The declaration provides only the header. The definition adds the body.

2.5 Decls&Defs: Data Types

Data types in C++ are declared, but never defined.

These are declarations:

typedef float Weight;
typedef string* StringPointer;
enum Colors {red, blue, green};
struct Money {
   int dollars;
   int cents;
};

3 Dividing code into modules

Most of the source code files that make up a program are divided into modules consisting of a header file and a closely related compilation unit.

How do we divide up the declarations and definitions that make up a program into modules?

I usually focus on the headers first, then the compilation units. But in practice this is an iterative process, in which I make an initial division of the headers, look at what that does to the compilation units, modify the headers, look at what that changes the compilation units, etc.

Dividing up the headers:

Headers can only contain declarations – no definitions.
Headers are for sharing – if a declaration is only used in one module, it doesn’t need to be in a header. It can be hidden inside the compilation unit, thus reducing some potential coupling.

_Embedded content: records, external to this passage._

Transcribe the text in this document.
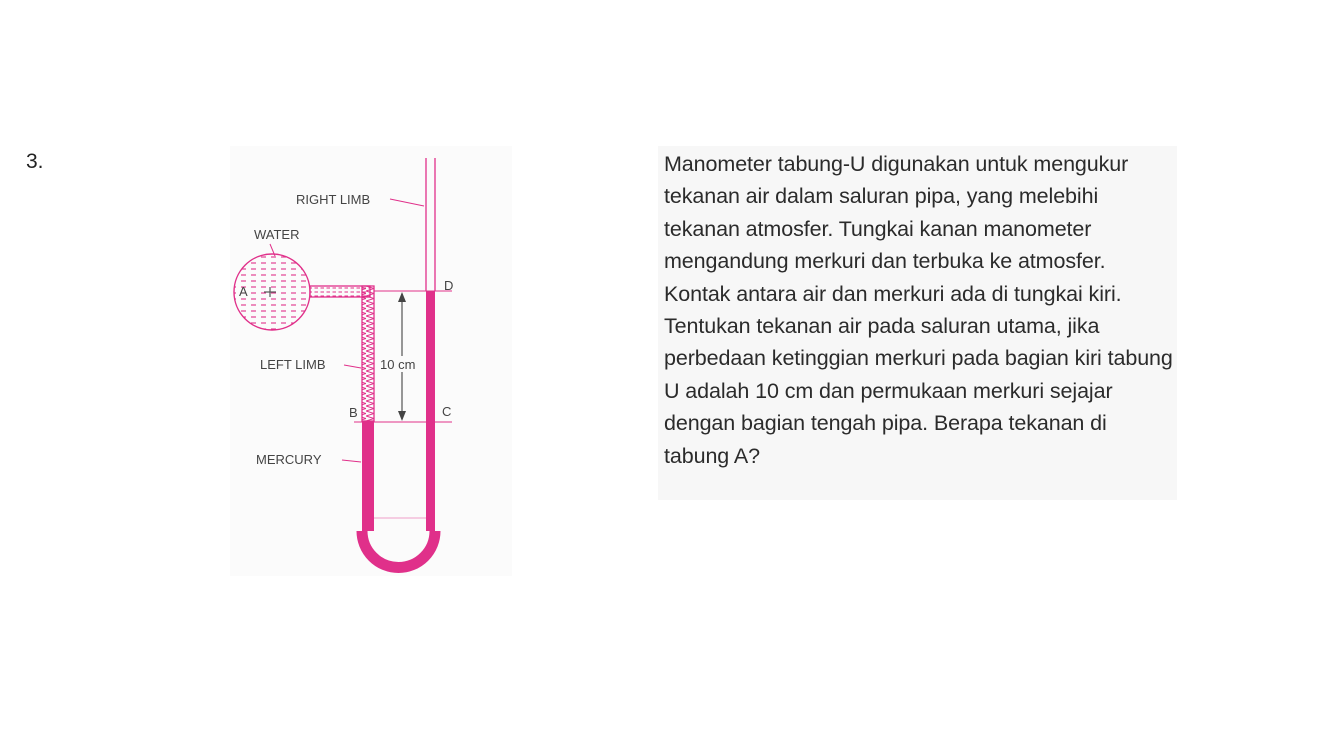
3.
10 cm
RIGHT LIMB
WATER
A	D
LEFT LIMB
B	C
MERCURY
Manometer tabung-U digunakan untuk mengukur tekanan air dalam saluran pipa, yang melebihi tekanan atmosfer. Tungkai kanan manometer mengandung merkuri dan terbuka ke atmosfer. Kontak antara air dan merkuri ada di tungkai kiri. Tentukan tekanan air pada saluran utama, jika perbedaan ketinggian merkuri pada bagian kiri tabung U adalah 10 cm dan permukaan merkuri sejajar dengan bagian tengah pipa. Berapa tekanan di tabung A?
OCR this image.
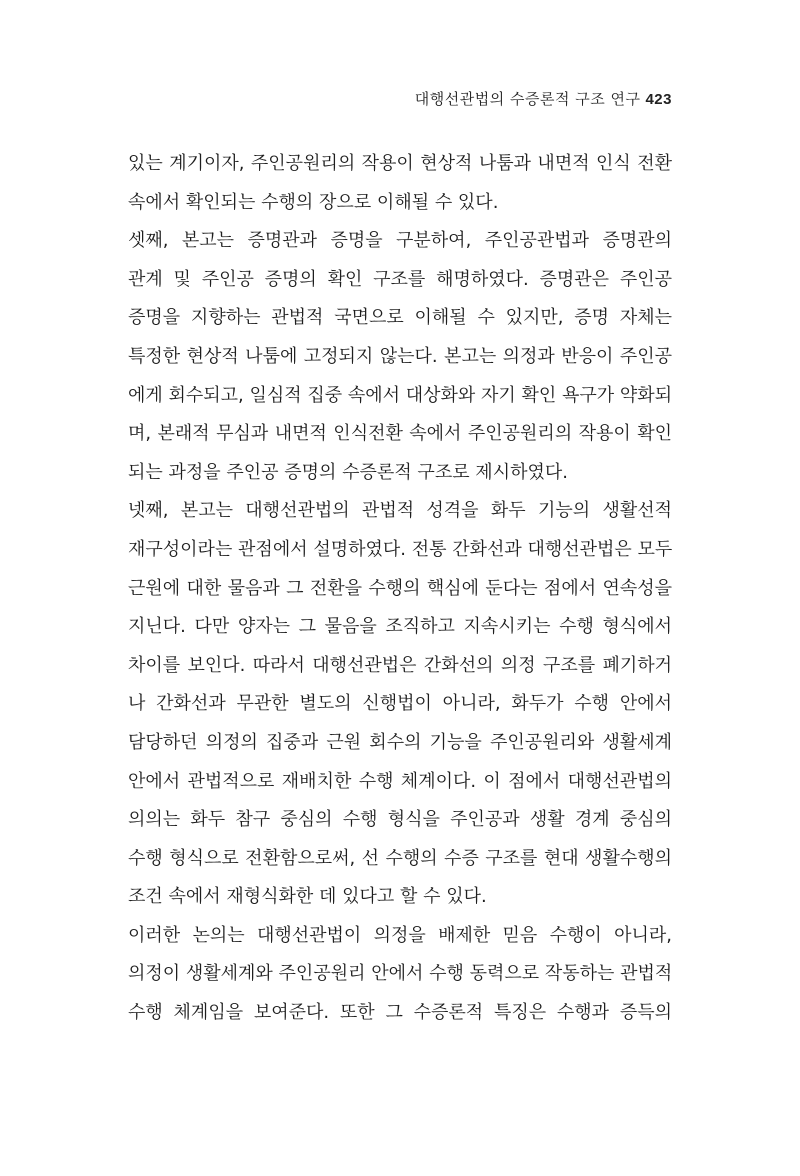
대행선관법의 수증론적 구조 연구 423
있는 계기이자, 주인공원리의 작용이 현상적 나툼과 내면적 인식 전환
속에서 확인되는 수행의 장으로 이해될 수 있다.
셋째, 본고는 증명관과 증명을 구분하여, 주인공관법과 증명관의
관계 및 주인공 증명의 확인 구조를 해명하였다. 증명관은 주인공
증명을 지향하는 관법적 국면으로 이해될 수 있지만, 증명 자체는
특정한 현상적 나툼에 고정되지 않는다. 본고는 의정과 반응이 주인공
에게 회수되고, 일심적 집중 속에서 대상화와 자기 확인 욕구가 약화되
며, 본래적 무심과 내면적 인식전환 속에서 주인공원리의 작용이 확인
되는 과정을 주인공 증명의 수증론적 구조로 제시하였다.
넷째, 본고는 대행선관법의 관법적 성격을 화두 기능의 생활선적
재구성이라는 관점에서 설명하였다. 전통 간화선과 대행선관법은 모두
근원에 대한 물음과 그 전환을 수행의 핵심에 둔다는 점에서 연속성을
지닌다. 다만 양자는 그 물음을 조직하고 지속시키는 수행 형식에서
차이를 보인다. 따라서 대행선관법은 간화선의 의정 구조를 폐기하거
나 간화선과 무관한 별도의 신행법이 아니라, 화두가 수행 안에서
담당하던 의정의 집중과 근원 회수의 기능을 주인공원리와 생활세계
안에서 관법적으로 재배치한 수행 체계이다. 이 점에서 대행선관법의
의의는 화두 참구 중심의 수행 형식을 주인공과 생활 경계 중심의
수행 형식으로 전환함으로써, 선 수행의 수증 구조를 현대 생활수행의
조건 속에서 재형식화한 데 있다고 할 수 있다.
이러한 논의는 대행선관법이 의정을 배제한 믿음 수행이 아니라,
의정이 생활세계와 주인공원리 안에서 수행 동력으로 작동하는 관법적
수행 체계임을 보여준다. 또한 그 수증론적 특징은 수행과 증득의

Start by identifying declarations of types, variables & constants, and functions that relate to a common “theme”.

Often the theme is “here’s a structured data type and all of the functions that manipulate it”.
Create a module for each such “theme”. Begin by collecting the declarations related to that theme into a single header file.
Pair up compilation units with the header files
- Usually these will have matching names. If we had decided to have a “time” module with a header named time.h, I would add a compilation unit time.cpp.
- The compilation unit provide definitions for each declaration in the header that is it paired with.
Now look for things that can be improved, e.g.,
- Are there declarations in a header that are only used from within its own compilation unit? Hide them within the compilation unit.
- Does a compilation unit try to use a symbol from another module that isn’t in a header? Move the symbol declaration into the header?
- Do you have circular dependencies where header file 1 #includes header file 2 that #includes header file 1? Try to simplify by moving things around of maybe dividing one of those modules into two pieces, only one of which is needed by the other.

Dividing a program into modules is something of an art, and takes practice. Experience in reading other people’s code and seeing how they divided things up is useful.

In CS250, you will be introduced to the idea of an “abstract data type”, which is a powerful organizing principle for achieving well-designed modules.